テントに踏み込むと、予想通りの光景が広がっていた。悪徳な傭兵たちが、衰弱した少女の腕を掴んでいる。その少女は、怯えながらも、その瞳の奥に宿る気高い光で、男たちを睨みつけていた。それは、ただの難民の目ではなかった。すべてを統べる者の、侵略を許さぬ王者の眼差しだった。
「――その子から、手を離せ」
士郎の静かな声が、砂嵐の音に混じる。傭兵たちが嘲笑と共にナイフを抜く。だが、彼らがその切っ先を士郎に向ける前に、勝負は決していた。体捌き、打撃、急所への一撃。士郎は鍛え上げた戦闘技術で、一瞬にして二人を無力化した。
気を失った男たちをテントの外へ引きずり出し、士郎は少女に向き直る。
少女は、目の前の光景に息を呑んでいた。少年の戦う姿。その動き。その構え。それは、彼女の魂の奥底に焼き付いている、たった一つの鮮烈な記憶――あの人の背中に、あまりにも似ていた。
「怪我は?……大丈夫か」
日本語での問いかけ。その声に、魂が震える。違う。探し求めている人の気配とは、何かが違う。もっと皮肉屋で、もっと乾いた響きだったはずだ。目の前の少年は、あまりにも真っ直ぐすぎる。けれど、なぜ。魂が「この人だ」と叫ぶような、懐かしい感覚がする。
「……あなたは……誰、ですか?」
「俺の名前はシロウ。衛宮士郎だ。君は?」
「……ハクノ。岸波白野、です」
白野は自分の名前を告げた後、懇願するように続けた。
「私、探しているんです。ある人を。赤い外套を着た、その人の背中しか思い出せないけれど……」
赤い外套――その言葉に、士郎の脳裏に一人の男の姿がよぎる。冬木で戦った、凛のサーヴァント。まさか、と彼は首を振る。偶然だ。だが、この少女を放ってはおけない。彼女の瞳は、助けを求めるただの難民のものではない。何かを探し、何かを成し遂げなければならないという、強い意志を宿している。それは、かつての自分と、そして誰よりもセイバーと通じるものだった。

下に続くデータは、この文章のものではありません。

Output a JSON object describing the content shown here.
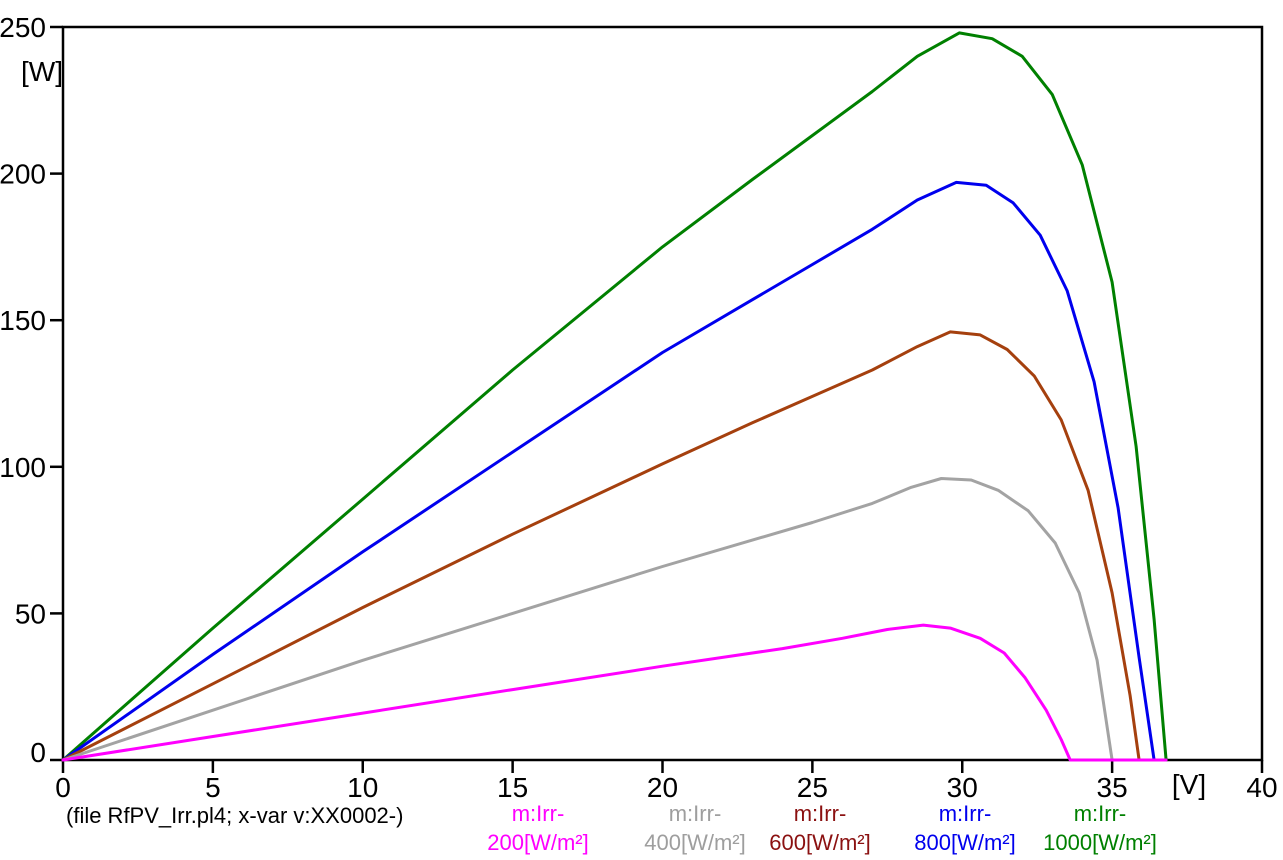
{
  "chart_data": {
    "type": "line",
    "title": "",
    "xlabel": "[V]",
    "ylabel": "[W]",
    "xlim": [
      0,
      40
    ],
    "ylim": [
      0,
      250
    ],
    "x_ticks": [
      0,
      5,
      10,
      15,
      20,
      25,
      30,
      35,
      40
    ],
    "y_ticks": [
      0,
      50,
      100,
      150,
      200,
      250
    ],
    "grid": false,
    "legend_position": "bottom",
    "footer": "(file RfPV_Irr.pl4; x-var v:XX0002-)",
    "series": [
      {
        "name": "m:Irr-200[W/m²]",
        "label_line1": "m:Irr-",
        "label_line2": "200[W/m²]",
        "color": "#FF00FF",
        "label_color": "#FF00FF",
        "points": [
          [
            0,
            0
          ],
          [
            5,
            8
          ],
          [
            10,
            16
          ],
          [
            15,
            24
          ],
          [
            20,
            32
          ],
          [
            24,
            38
          ],
          [
            26,
            41.5
          ],
          [
            27.5,
            44.5
          ],
          [
            28.7,
            46
          ],
          [
            29.6,
            45
          ],
          [
            30.6,
            41.5
          ],
          [
            31.4,
            36.5
          ],
          [
            32.1,
            28
          ],
          [
            32.8,
            17
          ],
          [
            33.3,
            7
          ],
          [
            33.6,
            0
          ],
          [
            36.8,
            0
          ]
        ]
      },
      {
        "name": "m:Irr-400[W/m²]",
        "label_line1": "m:Irr-",
        "label_line2": "400[W/m²]",
        "color": "#A3A3A3",
        "label_color": "#9E9E9E",
        "points": [
          [
            0,
            0
          ],
          [
            5,
            17
          ],
          [
            10,
            34
          ],
          [
            15,
            50
          ],
          [
            20,
            66
          ],
          [
            23,
            75
          ],
          [
            25,
            81
          ],
          [
            27,
            87.5
          ],
          [
            28.3,
            93
          ],
          [
            29.3,
            96
          ],
          [
            30.3,
            95.5
          ],
          [
            31.2,
            92
          ],
          [
            32.2,
            85
          ],
          [
            33.1,
            74
          ],
          [
            33.9,
            57
          ],
          [
            34.5,
            34
          ],
          [
            35,
            0
          ]
        ]
      },
      {
        "name": "m:Irr-600[W/m²]",
        "label_line1": "m:Irr-",
        "label_line2": "600[W/m²]",
        "color": "#A5400E",
        "label_color": "#8B1111",
        "points": [
          [
            0,
            0
          ],
          [
            5,
            26
          ],
          [
            10,
            52
          ],
          [
            15,
            77
          ],
          [
            20,
            101
          ],
          [
            23,
            115
          ],
          [
            25,
            124
          ],
          [
            27,
            133
          ],
          [
            28.5,
            141
          ],
          [
            29.6,
            146
          ],
          [
            30.6,
            145
          ],
          [
            31.5,
            140
          ],
          [
            32.4,
            131
          ],
          [
            33.3,
            116
          ],
          [
            34.2,
            92
          ],
          [
            35,
            57
          ],
          [
            35.6,
            22
          ],
          [
            35.9,
            0
          ]
        ]
      },
      {
        "name": "m:Irr-800[W/m²]",
        "label_line1": "m:Irr-",
        "label_line2": "800[W/m²]",
        "color": "#0000EE",
        "label_color": "#0000EE",
        "points": [
          [
            0,
            0
          ],
          [
            5,
            36
          ],
          [
            10,
            71
          ],
          [
            15,
            105
          ],
          [
            20,
            139
          ],
          [
            23,
            157
          ],
          [
            25,
            169
          ],
          [
            27,
            181
          ],
          [
            28.5,
            191
          ],
          [
            29.8,
            197
          ],
          [
            30.8,
            196
          ],
          [
            31.7,
            190
          ],
          [
            32.6,
            179
          ],
          [
            33.5,
            160
          ],
          [
            34.4,
            129
          ],
          [
            35.2,
            86
          ],
          [
            35.9,
            35
          ],
          [
            36.4,
            0
          ]
        ]
      },
      {
        "name": "m:Irr-1000[W/m²]",
        "label_line1": "m:Irr-",
        "label_line2": "1000[W/m²]",
        "color": "#008000",
        "label_color": "#008000",
        "points": [
          [
            0,
            0
          ],
          [
            5,
            45
          ],
          [
            10,
            89
          ],
          [
            15,
            133
          ],
          [
            20,
            175
          ],
          [
            23,
            198
          ],
          [
            25,
            213
          ],
          [
            27,
            228
          ],
          [
            28.5,
            240
          ],
          [
            29.9,
            248
          ],
          [
            31,
            246
          ],
          [
            32,
            240
          ],
          [
            33,
            227
          ],
          [
            34,
            203
          ],
          [
            35,
            163
          ],
          [
            35.8,
            107
          ],
          [
            36.4,
            48
          ],
          [
            36.8,
            0
          ]
        ]
      }
    ]
  }
}
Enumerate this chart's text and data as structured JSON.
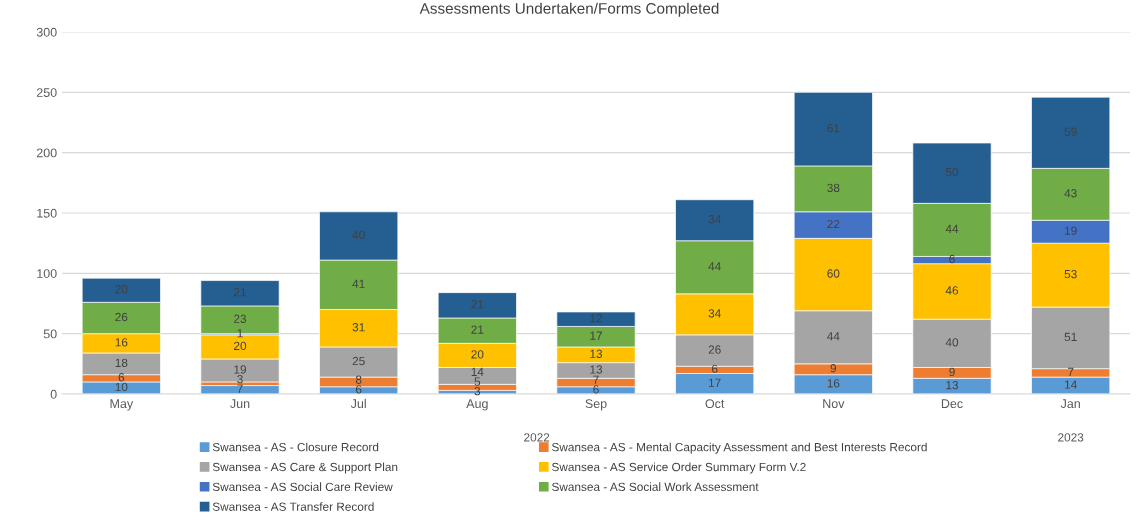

「なら、俺が手伝う。その『赤い外套の男』を、一緒に探そう」
士郎は、自分がその「探し人」の過去の姿であるなどとは夢にも思わず、純粋な善意から手を差し伸べる。
「それまで、俺が君の側にいる。約束だ」
白野は、士郎の真っ直ぐな瞳の中に、探し人の背中とは違う、けれど確かな信頼の光を見出し、小さく頷いた。
こうして、互いの正体も、旅の本当の意味も知らぬまま、セイバーを探す少年と、名も知らぬ騎士を探す少女の、二人だけの旅が始まった。